Self-compassion involves the acceptance of oneself and includes sensitivity to suffering, understanding, and forgiveness of the self. It has three components (Neff, 2003): self-kindness, common humanity, and mindfulness. Self-kindness refers to being caring to oneself. Common humanity refers to the idea that all human beings (self included) have flaws and face struggles. Finally, mindfulness refers to our awareness of our experiences; we neither avoid nor exaggerate our painful feelings. When we don’t show ourselves compassion, we risk feeling isolated and judged.
Showing ourselves compassion is associated with a lot of positive benefits including improved emotional and physical well-being, interpersonal relationships, and therapy outcomes. When we grow in self-compassion, we might observe decreases in depression, anxiety, and self-criticism among other benefits.
How does one practice self-compassion?
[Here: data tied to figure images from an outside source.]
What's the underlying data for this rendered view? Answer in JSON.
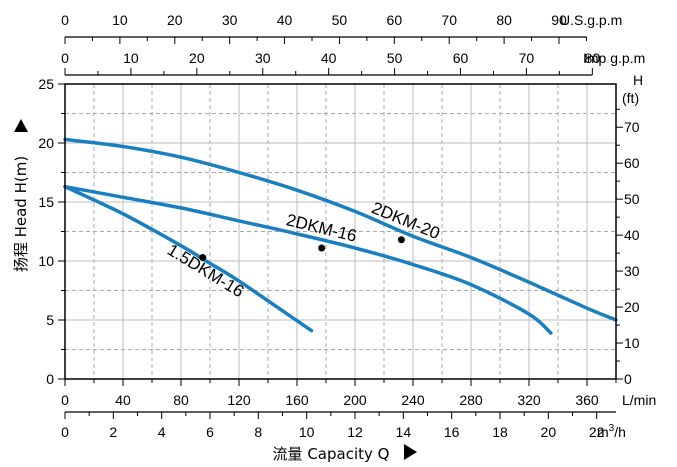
{
  "chart_data": {
    "type": "line",
    "title": "",
    "xlabel": "流量 Capacity Q",
    "ylabel": "扬程 Head H(m)",
    "y2label_top": "H",
    "y2label_unit": "(ft)",
    "grid": true,
    "colors": {
      "curve": "#1a7fc1",
      "grid_dash": "#a9a9a9",
      "grid_solid": "#bdbdbd",
      "axis": "#000000",
      "point": "#000000"
    },
    "x_axes": {
      "usgpm": {
        "unit": "U.S.g.p.m",
        "range": [
          0,
          100
        ],
        "ticks": [
          "0",
          "10",
          "20",
          "30",
          "40",
          "50",
          "60",
          "70",
          "80",
          "90"
        ],
        "tick_values": [
          0,
          10,
          20,
          30,
          40,
          50,
          60,
          70,
          80,
          90
        ]
      },
      "impgpm": {
        "unit": "Imp g.p.m",
        "ticks": [
          "0",
          "10",
          "20",
          "30",
          "40",
          "50",
          "60",
          "70",
          "80"
        ],
        "tick_values": [
          0,
          10,
          20,
          30,
          40,
          50,
          60,
          70,
          80
        ]
      },
      "lmin": {
        "unit": "L/min",
        "range": [
          0,
          380
        ],
        "ticks": [
          "0",
          "40",
          "80",
          "120",
          "160",
          "200",
          "240",
          "280",
          "320",
          "360"
        ],
        "tick_values": [
          0,
          40,
          80,
          120,
          160,
          200,
          240,
          280,
          320,
          360
        ]
      },
      "m3h": {
        "unit_base": "m",
        "unit_sup": "3",
        "unit_tail": "/h",
        "ticks": [
          "0",
          "2",
          "4",
          "6",
          "8",
          "10",
          "12",
          "14",
          "16",
          "18",
          "20",
          "22"
        ],
        "tick_values": [
          0,
          2,
          4,
          6,
          8,
          10,
          12,
          14,
          16,
          18,
          20,
          22
        ]
      }
    },
    "y_axes": {
      "m": {
        "range": [
          0,
          25
        ],
        "ticks": [
          "0",
          "5",
          "10",
          "15",
          "20",
          "25"
        ],
        "tick_values": [
          0,
          5,
          10,
          15,
          20,
          25
        ]
      },
      "ft": {
        "ticks": [
          "0",
          "10",
          "20",
          "30",
          "40",
          "50",
          "60",
          "70"
        ],
        "tick_values": [
          0,
          10,
          20,
          30,
          40,
          50,
          60,
          70
        ]
      }
    },
    "series": [
      {
        "name": "1.5DKM-16",
        "x_lmin": [
          0,
          40,
          80,
          100,
          120,
          170
        ],
        "y_m": [
          16.3,
          14.0,
          11.3,
          9.8,
          8.3,
          4.1
        ],
        "marker_x_lmin": 95,
        "marker_y_m": 10.3
      },
      {
        "name": "2DKM-16",
        "x_lmin": [
          0,
          40,
          80,
          120,
          160,
          200,
          240,
          280,
          320,
          335
        ],
        "y_m": [
          16.3,
          15.4,
          14.5,
          13.4,
          12.3,
          11.1,
          9.7,
          8.0,
          5.5,
          3.9
        ],
        "marker_x_lmin": 177,
        "marker_y_m": 11.1
      },
      {
        "name": "2DKM-20",
        "x_lmin": [
          0,
          40,
          80,
          120,
          160,
          200,
          240,
          280,
          320,
          360,
          380
        ],
        "y_m": [
          20.3,
          19.7,
          18.8,
          17.5,
          16.0,
          14.2,
          12.1,
          10.3,
          8.2,
          6.0,
          5.0
        ],
        "marker_x_lmin": 232,
        "marker_y_m": 11.8
      }
    ]
  }
}
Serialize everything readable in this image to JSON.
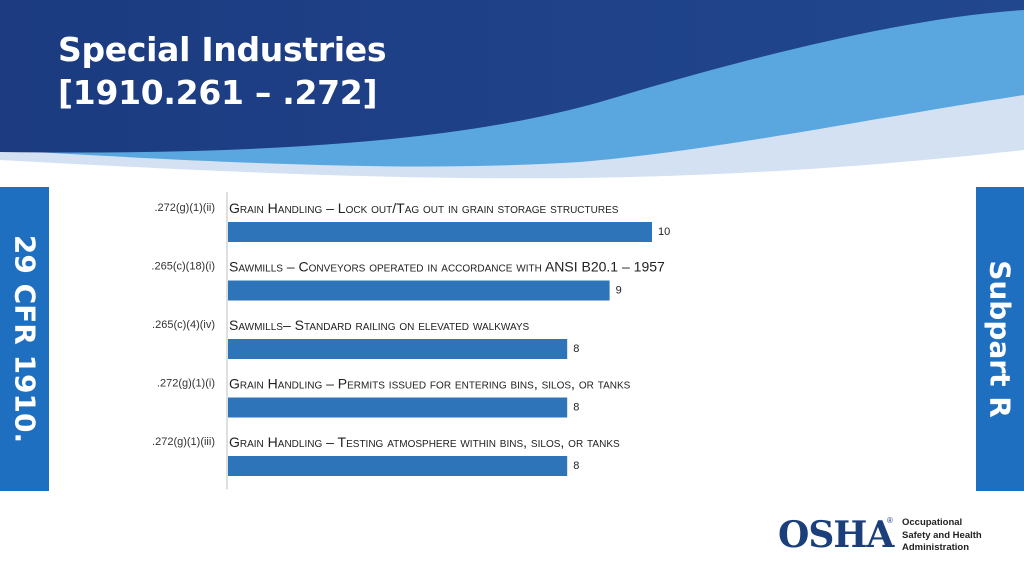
{
  "slide": {
    "title_line1": "Special Industries",
    "title_line2": "[1910.261 – .272]",
    "left_tab": "29 CFR 1910.",
    "right_tab": "Subpart R"
  },
  "logo": {
    "mark": "OSHA",
    "registered": "®",
    "name_lines": [
      "Occupational",
      "Safety and Health",
      "Administration"
    ]
  },
  "colors": {
    "header": "#1e3f86",
    "accent": "#1f6fc1",
    "bar": "#2e74b8"
  },
  "chart_data": {
    "type": "bar",
    "orientation": "horizontal",
    "categories": [
      {
        "ref": ".272(g)(1)(ii)",
        "label": "Grain Handling – Lock out/Tag out in grain storage structures"
      },
      {
        "ref": ".265(c)(18)(i)",
        "label": "Sawmills – Conveyors operated in accordance with ANSI B20.1 – 1957"
      },
      {
        "ref": ".265(c)(4)(iv)",
        "label": "Sawmills– Standard railing on elevated walkways"
      },
      {
        "ref": ".272(g)(1)(i)",
        "label": "Grain Handling – Permits issued for entering bins, silos, or tanks"
      },
      {
        "ref": ".272(g)(1)(iii)",
        "label": "Grain Handling – Testing atmosphere within bins, silos, or tanks"
      }
    ],
    "values": [
      10,
      9,
      8,
      8,
      8
    ],
    "data_labels": true,
    "xlim": [
      0,
      10
    ],
    "grid": false,
    "legend": "none"
  }
}
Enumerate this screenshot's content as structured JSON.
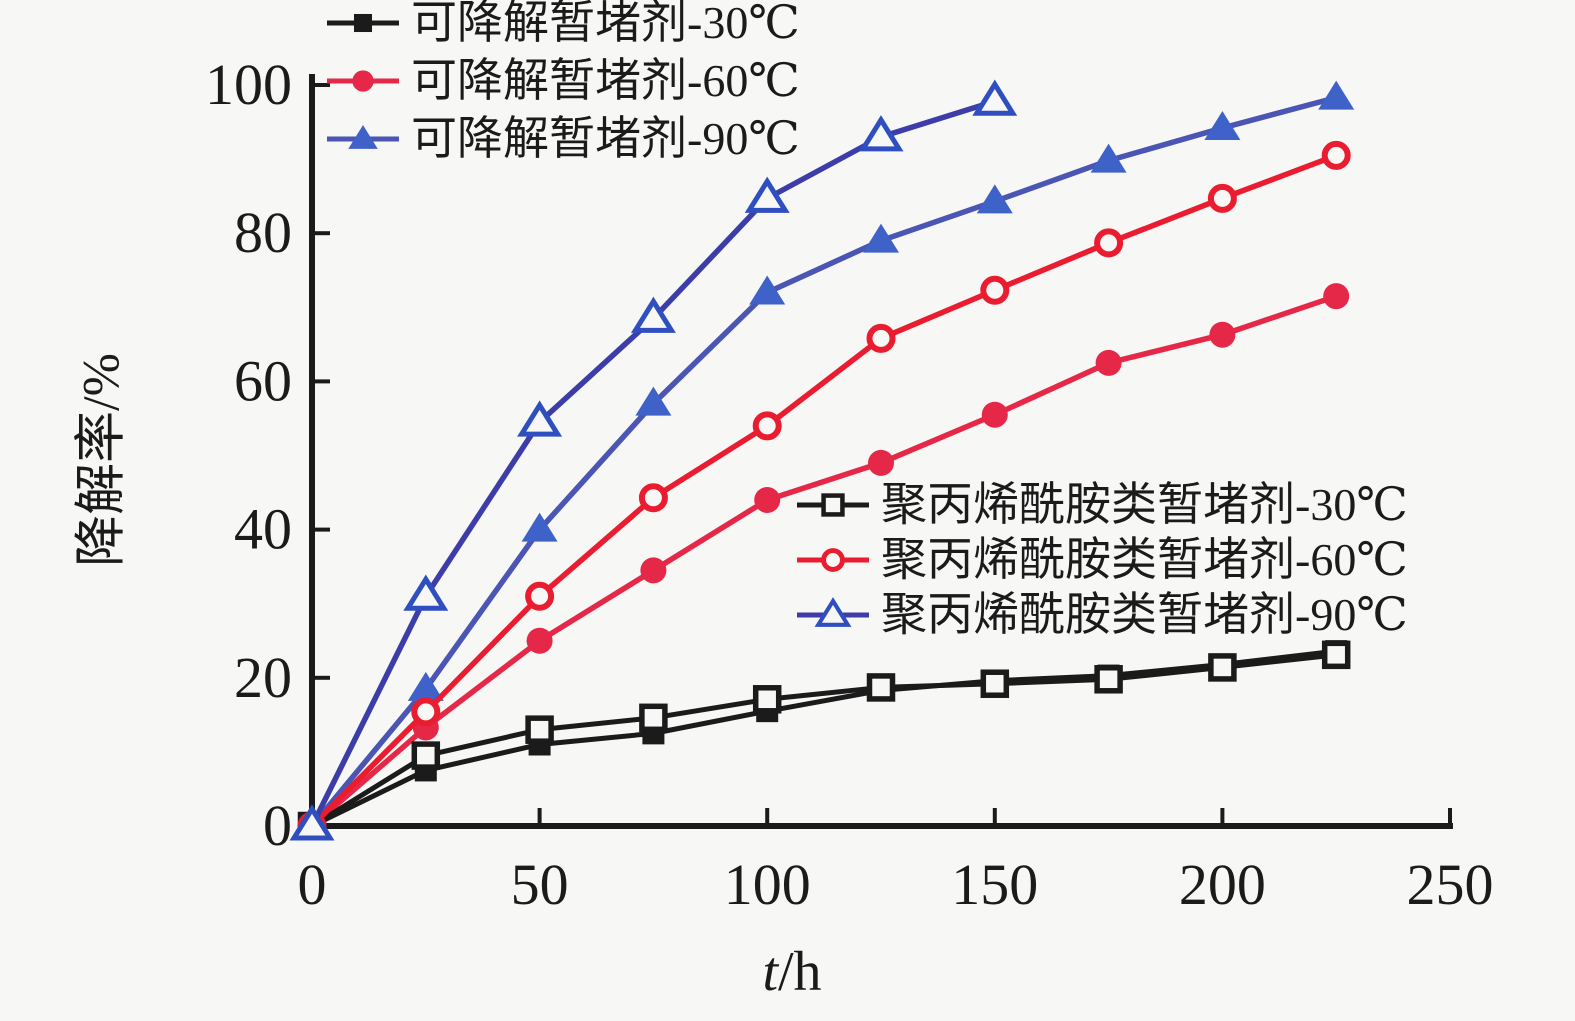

Luckily, there are a lot of options! If you enjoy writing, you can start a self-compassion journal. There are also exercises available in using supportive touch or listening exercises. Don’t have a lot of time? That’s not a problem at all. Using a self-compassion break regularly grants you five minutes of calm during your busy day and may also helping you reach your therapeutic goals.
And remember, if you are not sure where to start, just ask yourself how you would treat your own best friend?